Si’u Point Trail, Ta’u Island, National Park of American Samoa U.S. Department of the Interior CC BY-SA 2.0

The 44 square kilometer island of Ta’u, in American Samoa, is inhabited by 1,400 people who have previously relied solely on diesel generators to meet their energy needs. The generators have consumed over a thousand liters of diesel each day, which translates to nearly half a million liters (109,500 gallons) a year.

The diesel generators have now been replaced with 5,328 solar panels and 60 Powerpack lithium-ion batteries from Tesla. The facility can store 6 MWh of electricity, which is enough to cover the island’s energy needs around the clock at night time and cloudy days.

In addition to the plant at Ta’u, Tesla and SolarCity have several similar projects in the future. Among other things, they got a 20-year contract to manufacture and operate a new system of solar cells and storage of 52 megawatts with an energy cooperative in Hawaii.

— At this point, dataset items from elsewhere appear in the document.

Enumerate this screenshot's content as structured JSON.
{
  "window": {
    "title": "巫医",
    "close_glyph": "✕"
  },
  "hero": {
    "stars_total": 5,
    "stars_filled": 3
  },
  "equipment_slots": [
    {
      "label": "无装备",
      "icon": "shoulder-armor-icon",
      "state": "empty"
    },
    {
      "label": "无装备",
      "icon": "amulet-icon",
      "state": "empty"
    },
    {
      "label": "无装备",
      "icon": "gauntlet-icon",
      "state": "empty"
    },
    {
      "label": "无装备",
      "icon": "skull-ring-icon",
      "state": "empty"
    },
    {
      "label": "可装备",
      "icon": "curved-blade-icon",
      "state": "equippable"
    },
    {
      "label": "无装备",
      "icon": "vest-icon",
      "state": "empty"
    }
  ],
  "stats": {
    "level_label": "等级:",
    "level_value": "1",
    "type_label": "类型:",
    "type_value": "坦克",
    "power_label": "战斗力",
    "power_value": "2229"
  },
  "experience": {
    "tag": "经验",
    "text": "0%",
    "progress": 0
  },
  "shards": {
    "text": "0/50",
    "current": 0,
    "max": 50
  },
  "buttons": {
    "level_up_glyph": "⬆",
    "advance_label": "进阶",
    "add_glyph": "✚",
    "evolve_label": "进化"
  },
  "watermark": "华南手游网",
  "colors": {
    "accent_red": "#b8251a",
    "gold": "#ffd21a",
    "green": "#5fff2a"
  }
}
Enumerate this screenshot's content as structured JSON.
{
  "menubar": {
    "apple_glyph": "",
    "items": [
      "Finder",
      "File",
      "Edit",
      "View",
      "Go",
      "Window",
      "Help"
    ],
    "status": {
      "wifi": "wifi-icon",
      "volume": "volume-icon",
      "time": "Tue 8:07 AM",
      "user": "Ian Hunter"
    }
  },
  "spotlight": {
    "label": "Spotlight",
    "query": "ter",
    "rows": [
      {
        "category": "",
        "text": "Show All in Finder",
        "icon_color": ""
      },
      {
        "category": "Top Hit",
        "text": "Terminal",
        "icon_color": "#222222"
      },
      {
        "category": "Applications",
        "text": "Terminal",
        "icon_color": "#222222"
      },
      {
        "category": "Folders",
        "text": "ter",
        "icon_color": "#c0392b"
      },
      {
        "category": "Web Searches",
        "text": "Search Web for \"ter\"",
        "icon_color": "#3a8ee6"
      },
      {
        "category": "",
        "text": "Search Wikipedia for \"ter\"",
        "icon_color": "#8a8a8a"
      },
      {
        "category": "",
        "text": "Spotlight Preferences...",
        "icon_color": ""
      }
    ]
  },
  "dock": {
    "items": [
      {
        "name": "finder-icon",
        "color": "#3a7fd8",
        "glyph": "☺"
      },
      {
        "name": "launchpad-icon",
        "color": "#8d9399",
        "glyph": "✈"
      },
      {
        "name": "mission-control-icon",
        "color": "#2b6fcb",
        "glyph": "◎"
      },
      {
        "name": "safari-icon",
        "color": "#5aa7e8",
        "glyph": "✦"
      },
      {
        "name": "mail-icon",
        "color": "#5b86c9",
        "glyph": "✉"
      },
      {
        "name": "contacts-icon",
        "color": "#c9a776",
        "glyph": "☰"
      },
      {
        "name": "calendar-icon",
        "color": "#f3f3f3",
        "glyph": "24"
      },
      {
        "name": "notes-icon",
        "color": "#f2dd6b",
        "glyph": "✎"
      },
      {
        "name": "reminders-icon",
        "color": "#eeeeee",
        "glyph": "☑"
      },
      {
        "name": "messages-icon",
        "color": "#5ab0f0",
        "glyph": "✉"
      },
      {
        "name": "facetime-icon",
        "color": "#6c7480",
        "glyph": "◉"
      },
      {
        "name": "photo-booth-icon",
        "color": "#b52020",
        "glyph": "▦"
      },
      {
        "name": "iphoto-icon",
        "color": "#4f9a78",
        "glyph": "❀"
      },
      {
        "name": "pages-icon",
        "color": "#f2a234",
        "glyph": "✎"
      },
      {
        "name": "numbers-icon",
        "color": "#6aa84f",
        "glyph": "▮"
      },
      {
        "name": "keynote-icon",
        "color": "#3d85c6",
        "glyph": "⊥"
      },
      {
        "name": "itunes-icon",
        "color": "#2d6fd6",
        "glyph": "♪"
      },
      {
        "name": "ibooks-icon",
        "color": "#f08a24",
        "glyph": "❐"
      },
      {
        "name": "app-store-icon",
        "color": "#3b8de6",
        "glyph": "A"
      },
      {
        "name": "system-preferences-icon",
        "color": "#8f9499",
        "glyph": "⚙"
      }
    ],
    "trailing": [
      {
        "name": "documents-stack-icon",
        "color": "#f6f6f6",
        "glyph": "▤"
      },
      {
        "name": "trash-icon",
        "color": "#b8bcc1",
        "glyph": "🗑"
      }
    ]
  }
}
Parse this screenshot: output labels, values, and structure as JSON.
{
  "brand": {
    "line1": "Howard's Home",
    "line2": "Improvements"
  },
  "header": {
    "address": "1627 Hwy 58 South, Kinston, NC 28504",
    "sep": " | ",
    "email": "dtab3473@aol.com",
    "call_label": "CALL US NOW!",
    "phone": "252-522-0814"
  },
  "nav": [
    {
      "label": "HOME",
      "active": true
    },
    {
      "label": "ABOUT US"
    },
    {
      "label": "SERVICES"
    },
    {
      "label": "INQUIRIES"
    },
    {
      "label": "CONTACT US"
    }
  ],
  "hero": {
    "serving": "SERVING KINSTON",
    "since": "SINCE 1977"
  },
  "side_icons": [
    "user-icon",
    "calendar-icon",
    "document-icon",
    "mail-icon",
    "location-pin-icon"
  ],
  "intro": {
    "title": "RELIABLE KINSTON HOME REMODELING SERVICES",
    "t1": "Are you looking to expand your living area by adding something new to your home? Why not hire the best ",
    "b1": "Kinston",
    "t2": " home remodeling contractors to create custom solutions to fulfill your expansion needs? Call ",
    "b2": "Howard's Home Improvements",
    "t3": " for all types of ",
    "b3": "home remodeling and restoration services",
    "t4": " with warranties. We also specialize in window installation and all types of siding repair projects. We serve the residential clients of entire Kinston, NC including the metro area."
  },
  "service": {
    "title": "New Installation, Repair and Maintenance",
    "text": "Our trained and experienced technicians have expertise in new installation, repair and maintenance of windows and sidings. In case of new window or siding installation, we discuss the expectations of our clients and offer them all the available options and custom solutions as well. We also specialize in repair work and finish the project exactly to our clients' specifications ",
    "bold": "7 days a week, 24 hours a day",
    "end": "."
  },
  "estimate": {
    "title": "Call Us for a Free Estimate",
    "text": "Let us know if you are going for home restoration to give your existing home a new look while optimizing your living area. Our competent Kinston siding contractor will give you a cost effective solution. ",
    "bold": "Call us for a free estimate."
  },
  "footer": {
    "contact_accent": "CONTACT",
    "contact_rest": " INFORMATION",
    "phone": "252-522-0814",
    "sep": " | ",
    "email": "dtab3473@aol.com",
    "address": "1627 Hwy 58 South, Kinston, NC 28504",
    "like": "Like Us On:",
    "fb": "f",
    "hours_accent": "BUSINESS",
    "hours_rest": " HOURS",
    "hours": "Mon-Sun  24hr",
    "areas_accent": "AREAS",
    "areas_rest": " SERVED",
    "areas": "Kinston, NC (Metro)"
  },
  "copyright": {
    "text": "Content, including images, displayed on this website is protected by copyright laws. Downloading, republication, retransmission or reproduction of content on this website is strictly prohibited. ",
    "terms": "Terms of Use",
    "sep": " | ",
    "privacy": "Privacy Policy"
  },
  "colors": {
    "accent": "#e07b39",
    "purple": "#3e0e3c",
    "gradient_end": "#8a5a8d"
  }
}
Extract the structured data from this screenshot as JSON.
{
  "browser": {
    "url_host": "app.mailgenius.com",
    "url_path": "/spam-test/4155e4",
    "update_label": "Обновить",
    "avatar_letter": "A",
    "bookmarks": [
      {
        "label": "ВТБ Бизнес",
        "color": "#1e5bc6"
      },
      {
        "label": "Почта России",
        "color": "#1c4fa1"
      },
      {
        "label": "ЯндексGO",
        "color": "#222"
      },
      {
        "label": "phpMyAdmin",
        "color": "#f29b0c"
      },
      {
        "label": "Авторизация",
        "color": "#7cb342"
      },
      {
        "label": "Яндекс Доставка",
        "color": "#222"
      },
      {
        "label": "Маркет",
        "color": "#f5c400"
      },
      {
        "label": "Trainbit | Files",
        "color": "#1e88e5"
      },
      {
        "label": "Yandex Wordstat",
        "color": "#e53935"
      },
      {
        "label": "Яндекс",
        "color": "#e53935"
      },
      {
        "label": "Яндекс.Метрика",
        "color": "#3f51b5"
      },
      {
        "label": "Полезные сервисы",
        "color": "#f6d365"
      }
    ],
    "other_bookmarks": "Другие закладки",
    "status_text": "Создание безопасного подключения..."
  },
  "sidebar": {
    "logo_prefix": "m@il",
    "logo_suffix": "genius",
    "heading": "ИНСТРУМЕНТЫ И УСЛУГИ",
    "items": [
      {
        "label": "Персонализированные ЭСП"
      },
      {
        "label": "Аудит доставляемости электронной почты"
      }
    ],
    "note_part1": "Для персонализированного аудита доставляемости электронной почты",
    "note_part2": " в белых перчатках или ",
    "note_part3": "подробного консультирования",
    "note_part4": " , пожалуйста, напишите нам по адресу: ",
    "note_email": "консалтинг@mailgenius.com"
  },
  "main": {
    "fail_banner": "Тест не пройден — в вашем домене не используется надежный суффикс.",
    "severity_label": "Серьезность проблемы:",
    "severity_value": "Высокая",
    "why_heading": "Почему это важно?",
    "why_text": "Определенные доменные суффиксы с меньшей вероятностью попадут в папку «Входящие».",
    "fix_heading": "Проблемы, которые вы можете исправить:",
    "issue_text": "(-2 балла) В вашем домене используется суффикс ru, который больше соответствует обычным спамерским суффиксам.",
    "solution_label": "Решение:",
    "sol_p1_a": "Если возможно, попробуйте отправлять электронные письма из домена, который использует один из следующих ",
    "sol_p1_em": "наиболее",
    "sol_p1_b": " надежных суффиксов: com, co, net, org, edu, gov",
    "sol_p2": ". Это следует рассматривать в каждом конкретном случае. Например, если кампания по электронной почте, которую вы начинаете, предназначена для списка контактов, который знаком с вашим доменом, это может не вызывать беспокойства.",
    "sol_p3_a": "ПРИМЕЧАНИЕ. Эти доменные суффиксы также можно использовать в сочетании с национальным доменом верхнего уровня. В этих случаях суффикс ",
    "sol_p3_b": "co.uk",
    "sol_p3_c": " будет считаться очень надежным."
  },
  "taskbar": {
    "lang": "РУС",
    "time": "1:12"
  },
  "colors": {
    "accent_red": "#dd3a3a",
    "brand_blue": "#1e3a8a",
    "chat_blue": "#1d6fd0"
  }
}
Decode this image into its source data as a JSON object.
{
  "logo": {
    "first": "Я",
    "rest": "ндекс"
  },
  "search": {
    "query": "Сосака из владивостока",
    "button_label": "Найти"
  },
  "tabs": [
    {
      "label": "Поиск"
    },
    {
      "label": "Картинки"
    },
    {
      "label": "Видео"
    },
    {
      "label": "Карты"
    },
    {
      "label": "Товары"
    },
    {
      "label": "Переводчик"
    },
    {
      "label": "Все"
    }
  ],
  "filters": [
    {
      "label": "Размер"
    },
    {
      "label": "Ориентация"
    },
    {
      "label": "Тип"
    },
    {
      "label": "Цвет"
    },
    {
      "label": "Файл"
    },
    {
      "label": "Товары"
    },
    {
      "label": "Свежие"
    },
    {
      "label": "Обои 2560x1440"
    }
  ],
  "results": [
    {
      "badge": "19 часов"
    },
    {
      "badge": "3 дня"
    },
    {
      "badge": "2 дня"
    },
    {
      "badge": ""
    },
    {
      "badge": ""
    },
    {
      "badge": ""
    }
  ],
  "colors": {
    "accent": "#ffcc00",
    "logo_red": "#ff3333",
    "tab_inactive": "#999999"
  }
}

In an announcement, SolarCity said, “Ta’u is not a postcard from the future, it’s a snapshot of what is possible right now. Renewable power is an economical, practical solution for a growing number of locations and energy needs, and islands that have traditionally relied on fossil fuels can easily transition to microgrids powered by solar and storage today.”

The project was funded by the American Samoa Power Authority, the Environmental Protection Agency, and the Department of Interior, and is expected to allow the island to save significantly on energy costs.